Years ago, a Christian in South Africa wrote a prayer that states well the poor performance of just such a fearful and fickle follower of the Crucified Lord, writing these words:

You asked for my hands that you might use them for your purpose.

I gave them for a moment, then withdrew them for the work was hard.

You asked for my mouth to speak out against injustice.
I gave you a whisper that I might not be accused.

You asked for my eyes to see the pain of poverty.

I closed them for I did not want to see.

You asked for my life that you might work through me.

I gave a small part that I might not get too involved.
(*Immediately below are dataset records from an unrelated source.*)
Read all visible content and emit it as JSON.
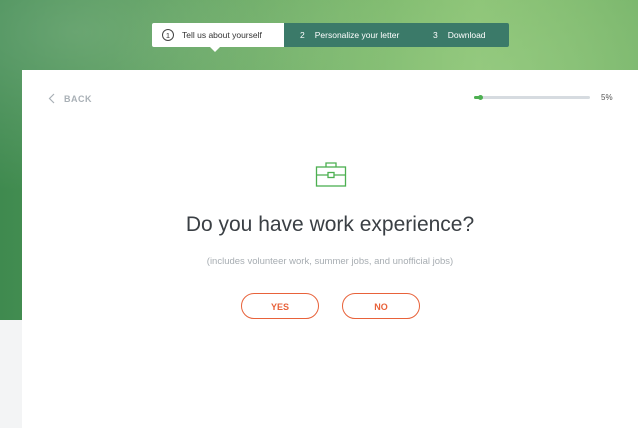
{
  "stepper": {
    "steps": [
      {
        "number": "1",
        "label": "Tell us about yourself",
        "state": "active"
      },
      {
        "number": "2",
        "label": "Personalize your letter",
        "state": "inactive"
      },
      {
        "number": "3",
        "label": "Download",
        "state": "inactive"
      }
    ]
  },
  "nav": {
    "back_label": "BACK",
    "back_icon": "chevron-left-icon"
  },
  "progress": {
    "percent_value": 5,
    "label": "5%"
  },
  "question": {
    "icon": "briefcase-icon",
    "title": "Do you have work experience?",
    "subtitle": "(includes volunteer work, summer jobs, and unofficial jobs)"
  },
  "answers": {
    "yes_label": "YES",
    "no_label": "NO"
  },
  "colors": {
    "accent_orange": "#e8623a",
    "progress_green": "#4caf50",
    "step_inactive_bg": "#3b7a69",
    "icon_green": "#4caf50"
  }
}
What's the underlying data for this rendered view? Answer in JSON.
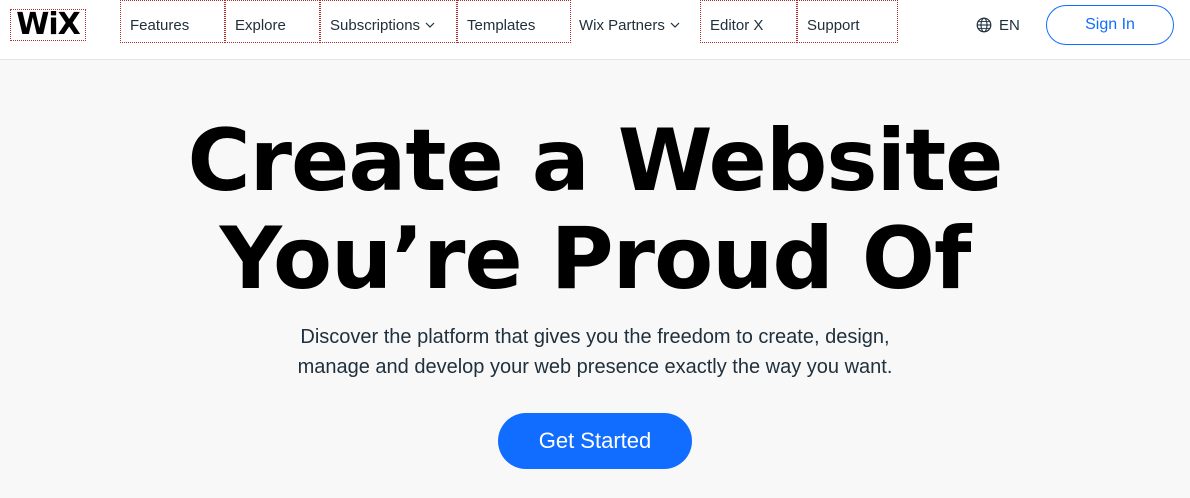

Lord, forgive my calculated efforts to serve you only when it is convenient for me to do so,

only in those places where it is safe to do so, and only with those who make it easy to do so.

Lord, forgive me, renew me, send me out as a usable instrument that I might take seriously the meaning of your cross.”

His prayer, honest and from his heart, expresses the fear that always saps the energy of the would-be disciple, suffocating the desire to do good, strangling efforts that could change the course of the world. How very much like the third servant in the Rabbi’s story, whose best excuse for doing nothing is fear. 

“Master, I knew you were a demanding person,” he says, “harvesting where you did not plant and gathering where you did not scatter, so out of fear, I went off and buried your talent in the ground. Here it is back.” Never sadder words were spoken, greater potential not fulfilled, higher hopes not realized, than here with this servant, because he was afraid to act, avoiding responsibility and absconding in fear. 

Sadly for that servant who buried the treasure, and unfortunately for the follower of the Galilean who refuses the responsibility that comes with discipleship, the rebuke from the master is brutal and fatal, “You wicked, lazy servant!”  the master says, instructing the others to “throw this useless servant into the darkness outside, where there will be wailing and grinding of teeth” 

Certainly, the point could not be any clearer, the Rabbi of Galilee ending his story with a forewarning for those who are too unconcerned, too unenergetic, too unwilling to do the work entrusted to them, otherwise expending their energy on efforts that evade their responsibilities, rather than expressing that energy in endeavors that externalize the mission assigned to them by him as he approached the cross.

Fifty years ago, Nikita Khrushchev, then the leader of the Soviet Union, held a news conference in New York City, where written questions had been submitted to him by reporters for his answers. One question, anonymous, was this, “What was he, an important figure in the Soviet Union, doing during all those crimes of Stalin that he had exposed and denounced after the fact?”

Enraged and embarrassed by the question, Khrushchev demanded to know which one of the reporters had asked the question. “Who asked the question?” he shouted. “Let him stand up!” Nobody did, all afraid by the outburst. Then Khrushchev, calming down after a bit, said in a low voice, “That’s what I was doing.” With that soft-spoken answer, he challenged the crowd, its silence because of fear no different than his silence because of his fear of Stalin.

What were you doing? That is the question at the heart of the Rabbi’s story and that question is now ours to answer, our responsibility laid bare.